Les pouvoirs publics ont affirmé leur objectif de soutenir spécifiquement l'élevage allaitant français :

- la priorité à l'élevage a été affirmée dans le cadre de la réforme de la PAC 2014-2020 : elle se traduit par une revalorisation de l'indemnité compensatoire de handicap naturel (ICHN) ainsi que le maintien d'une prime au maintien du troupeau de vaches allaitantes (PMTVA) ;

- l' arsenal des mesures de précaution mises en place à la suite de la crise de la vache folle du début des années 2000 (et notamment des tests systématiques en abattoirs) a été allégé pour réduire les coûts ;

- le dispositif d'allègement de charges de la MSA a été ouvert aux producteurs de bovins allaitants, et le dispositif d'exonération de taxe foncière sur les propriétés non bâties a été activé ;

- les professionnels et les pouvoirs publics encouragent la conquête de nouveaux marchés extérieurs porteurs (Turquie, Moyen-Orient, Chine) et les des dispositifs permettant de lever plus rapidement les freins sanitaires et administratifs ont été mis à disposition (plate-forme Exp@don) ;

- la viande bovine bénéficie d'une obligation d'étiquetage de l'origine depuis une quinzaine d'années (indication du pays de naissance, d'élevage et d'abattage), mais qui ne s'étend pas aux produits transformés à base de viande.
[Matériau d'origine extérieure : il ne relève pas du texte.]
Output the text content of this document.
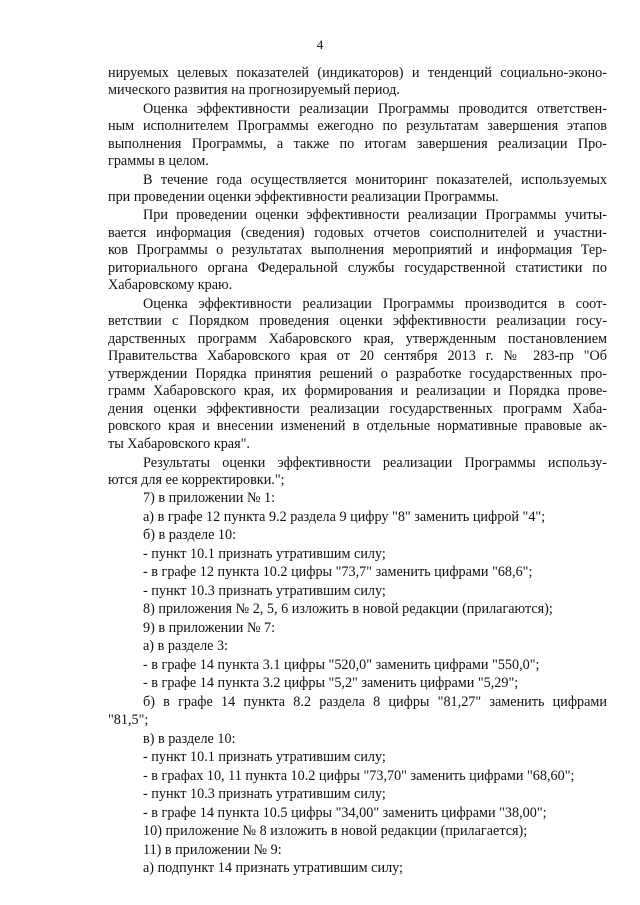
4
нируемых целевых показателей (индикаторов) и тенденций социально-эконо-
мического развития на прогнозируемый период.
Оценка эффективности реализации Программы проводится ответствен-
ным исполнителем Программы ежегодно по результатам завершения этапов
выполнения Программы, а также по итогам завершения реализации Про-
граммы в целом.
В течение года осуществляется мониторинг показателей, используемых
при проведении оценки эффективности реализации Программы.
При проведении оценки эффективности реализации Программы учиты-
вается информация (сведения) годовых отчетов соисполнителей и участни-
ков Программы о результатах выполнения мероприятий и информация Тер-
риториального органа Федеральной службы государственной статистики по
Хабаровскому краю.
Оценка эффективности реализации Программы производится в соот-
ветствии с Порядком проведения оценки эффективности реализации госу-
дарственных программ Хабаровского края, утвержденным постановлением
Правительства Хабаровского края от 20 сентября 2013 г. № 283-пр "Об
утверждении Порядка принятия решений о разработке государственных про-
грамм Хабаровского края, их формирования и реализации и Порядка прове-
дения оценки эффективности реализации государственных программ Хаба-
ровского края и внесении изменений в отдельные нормативные правовые ак-
ты Хабаровского края".
Результаты оценки эффективности реализации Программы использу-
ются для ее корректировки.";
7) в приложении № 1:
а) в графе 12 пункта 9.2 раздела 9 цифру "8" заменить цифрой "4";
б) в разделе 10:
- пункт 10.1 признать утратившим силу;
- в графе 12 пункта 10.2 цифры "73,7" заменить цифрами "68,6";
- пункт 10.3 признать утратившим силу;
8) приложения № 2, 5, 6 изложить в новой редакции (прилагаются);
9) в приложении № 7:
а) в разделе 3:
- в графе 14 пункта 3.1 цифры "520,0" заменить цифрами "550,0";
- в графе 14 пункта 3.2 цифры "5,2" заменить цифрами "5,29";
б) в графе 14 пункта 8.2 раздела 8 цифры "81,27" заменить цифрами
"81,5";
в) в разделе 10:
- пункт 10.1 признать утратившим силу;
- в графах 10, 11 пункта 10.2 цифры "73,70" заменить цифрами "68,60";
- пункт 10.3 признать утратившим силу;
- в графе 14 пункта 10.5 цифры "34,00" заменить цифрами "38,00";
10) приложение № 8 изложить в новой редакции (прилагается);
11) в приложении № 9:
а) подпункт 14 признать утратившим силу;
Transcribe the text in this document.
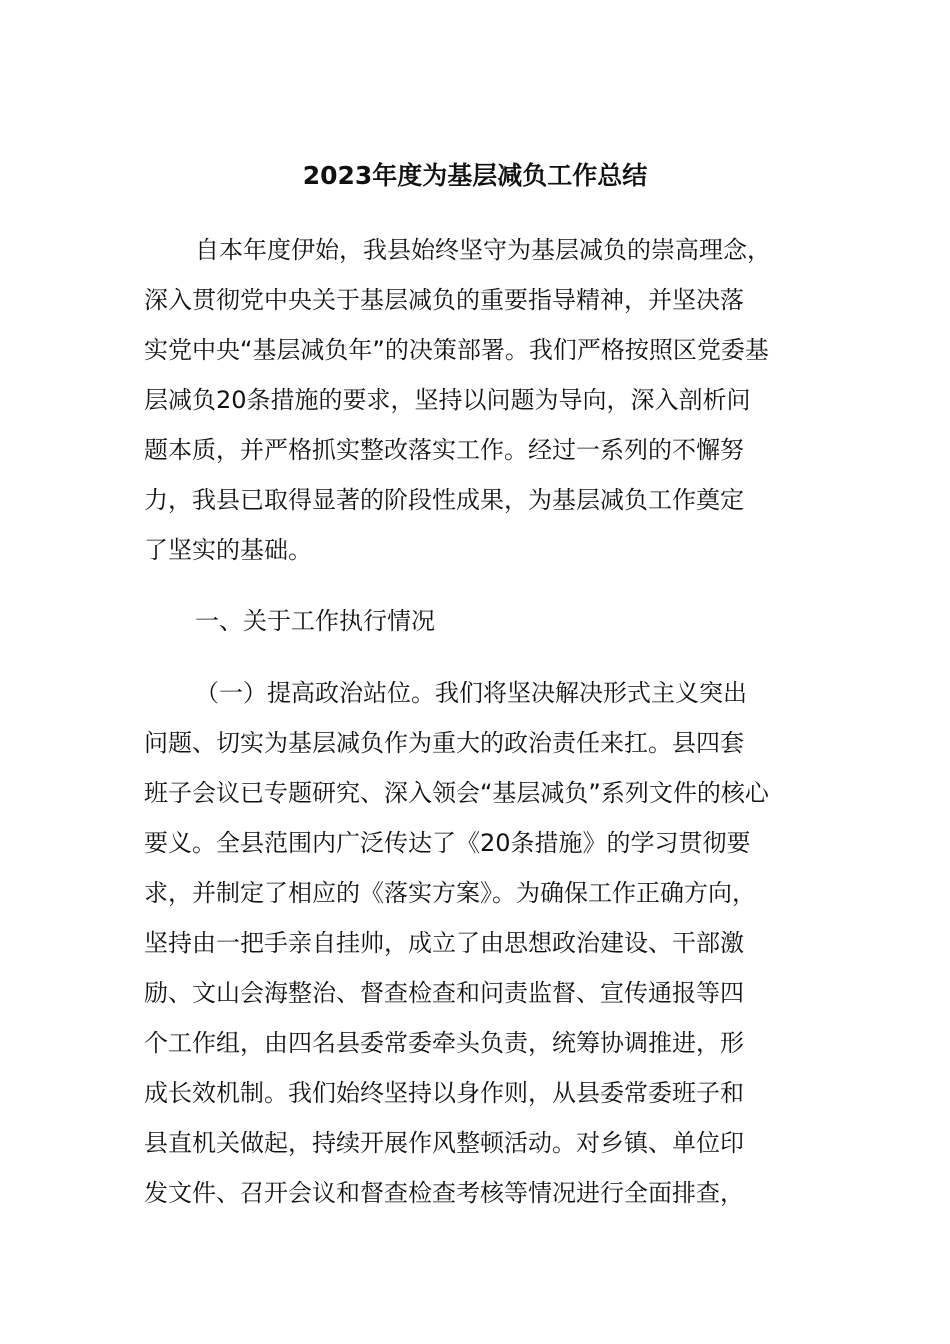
2023年度为基层减负工作总结
自本年度伊始，我县始终坚守为基层减负的崇高理念，
深入贯彻党中央关于基层减负的重要指导精神，并坚决落
实党中央“基层减负年”的决策部署。我们严格按照区党委基
层减负20条措施的要求，坚持以问题为导向，深入剖析问
题本质，并严格抓实整改落实工作。经过一系列的不懈努
力，我县已取得显著的阶段性成果，为基层减负工作奠定
了坚实的基础。
一、关于工作执行情况
（一）提高政治站位。我们将坚决解决形式主义突出
问题、切实为基层减负作为重大的政治责任来扛。县四套
班子会议已专题研究、深入领会“基层减负”系列文件的核心
要义。全县范围内广泛传达了《20条措施》的学习贯彻要
求，并制定了相应的《落实方案》。为确保工作正确方向，
坚持由一把手亲自挂帅，成立了由思想政治建设、干部激
励、文山会海整治、督查检查和问责监督、宣传通报等四
个工作组，由四名县委常委牵头负责，统筹协调推进，形
成长效机制。我们始终坚持以身作则，从县委常委班子和
县直机关做起，持续开展作风整顿活动。对乡镇、单位印
发文件、召开会议和督查检查考核等情况进行全面排查，
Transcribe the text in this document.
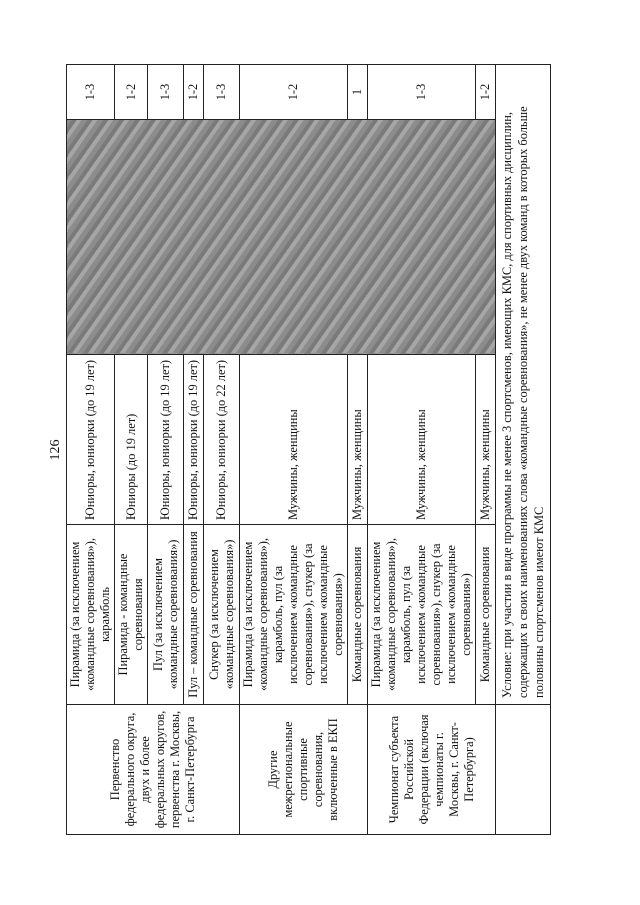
126
Первенство федерального округа, двух и более федеральных округов, первенства г. Москвы, г. Санкт-Петербурга	Пирамида (за исключением «командные соревнования»), карамболь	Юниоры, юниорки (до 19 лет)		1-3
	Пирамида - командные соревнования	Юниоры (до 19 лет)		1-2
	Пул (за исключением «командные соревнования»)	Юниоры, юниорки (до 19 лет)		1-3
	Пул – командные соревнования	Юниоры, юниорки (до 19 лет)		1-2
	Снукер (за исключением «командные соревнования»)	Юниоры, юниорки (до 22 лет)		1-3
Другие межрегиональные спортивные соревнования, включенные в ЕКП	Пирамида (за исключением «командные соревнования»), карамболь, пул (за исключением «командные соревнования»), снукер (за исключением «командные соревнования»)	Мужчины, женщины		1-2
	Командные соревнования	Мужчины, женщины		1
Чемпионат субъекта Российской Федерации (включая чемпионаты г. Москвы, г. Санкт-Петербурга)	Пирамида (за исключением «командные соревнования»), карамболь, пул (за исключением «командные соревнования»), снукер (за исключением «командные соревнования»)	Мужчины, женщины		1-3
	Командные соревнования	Мужчины, женщины		1-2
	Условие: при участии в виде программы не менее 3 спортсменов, имеющих КМС, для спортивных дисциплин, содержащих в своих наименованиях слова «командные соревнования», не менее двух команд в которых больше половины спортсменов имеют КМС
La diffusion du logo viande bovine française est en cours de déploiement et le respect par les grandes surfaces de l'étiquetage de l'origine fait l'objet d'une mission de contrôle du ministère de l'agriculture ;

- le système des cotations, critiqué par certains, doit faire l'objet de contrôles par FranceAgrimer, pour vérifier que le « bon prix » est payé aux éleveurs.

Il est par ailleurs indispensable d'avancer sur l'étiquetage de l'origine de la viande utilisée comme ingrédient , en débloquant ce dossier au niveau européen. Les engagements pris en loi agricole ou lors de la discussion de la loi consommation n'ont pas été tenus sur ce point.

La viande issue du troupeau allaitant devrait être davantage valorisée dans la grande distribution, avec une piste : un engagement des distributeurs sur un pourcentage de leur offre en viande de race à viande (et non pas en viande de réforme laitière).

L'organisation de la mise en marché est perfectible, afin de mieux faire correspondre l'offre à la demande, tout en optimisant le planning de production des abattoirs : la contractualisation constitue cependant une piste contrecarrée par l'habitude de passer par des intermédiaires dans l'allotissement.


* 2 Source : note de conjoncture de FranceAgrimer - juin 2015.